Call me old fashioned but I’d still rather my morning Weet-Bix comes without a side of E.coli.

Even a stopped clock tells the right time twice a day and, along with the dumb ones, Mr Kennedy has some ideas that could be positive for US health.

He’s big on giving kids healthier school lunches. That might require bringing back Barrack Obama-era regulations that required more fruit and vegetable options for school kids — those were dumped under Mr Trump’s first term, by the way.

Reducing or removing certain food additives, some of which are banned in other countries, from processed food sounds reasonable.

And he’s not wrong when he suggests that America’s addiction to ultra-processed food is helping to fuel that country’s obesity epidemic.

Unfortunately none of those perfectly sane ideas are enough to counter the danger represented by Mr Kennedy’s fundamental misunderstanding of the value of vaccines.

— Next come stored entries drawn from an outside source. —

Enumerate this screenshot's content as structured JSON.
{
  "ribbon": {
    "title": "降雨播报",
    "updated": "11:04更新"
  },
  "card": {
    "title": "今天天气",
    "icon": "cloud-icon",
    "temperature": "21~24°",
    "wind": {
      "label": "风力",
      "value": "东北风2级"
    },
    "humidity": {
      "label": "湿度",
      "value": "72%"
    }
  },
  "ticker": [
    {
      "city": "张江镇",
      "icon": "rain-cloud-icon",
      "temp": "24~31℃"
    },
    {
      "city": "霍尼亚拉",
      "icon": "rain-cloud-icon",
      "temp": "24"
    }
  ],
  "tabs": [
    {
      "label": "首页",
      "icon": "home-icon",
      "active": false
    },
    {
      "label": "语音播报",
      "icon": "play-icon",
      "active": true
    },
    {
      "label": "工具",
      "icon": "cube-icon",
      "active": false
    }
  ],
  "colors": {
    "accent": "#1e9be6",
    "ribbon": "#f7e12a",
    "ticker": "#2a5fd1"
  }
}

(This seems like a good place to mention that Mr Kennedy earned $3.5 million from an anti-vaccine non-profit between 2017 and 2023, according to US media reports and tax filings, which I’m sure has absolutely no bearing on anything. Just thought I’d mention it.)

This is a man who once suggested — do I need to say incorrectly? — that the polio vaccine might have caused cancers “that killed many, many, many, many, many more people than polio ever did”.

A willingness to spread misinformation about vaccines should — but alarmingly may not — disqualify Mr Kennedy from becoming health secretary.

Whichever way it goes, anyone with a basic understanding of science, health and/or human biology is going to be in for quite the ride if they care to pay attention to world events in the coming days.

Nobody would blame them if that ACE inhibitor came with a side of noise-cancelling headphones and a blindfold.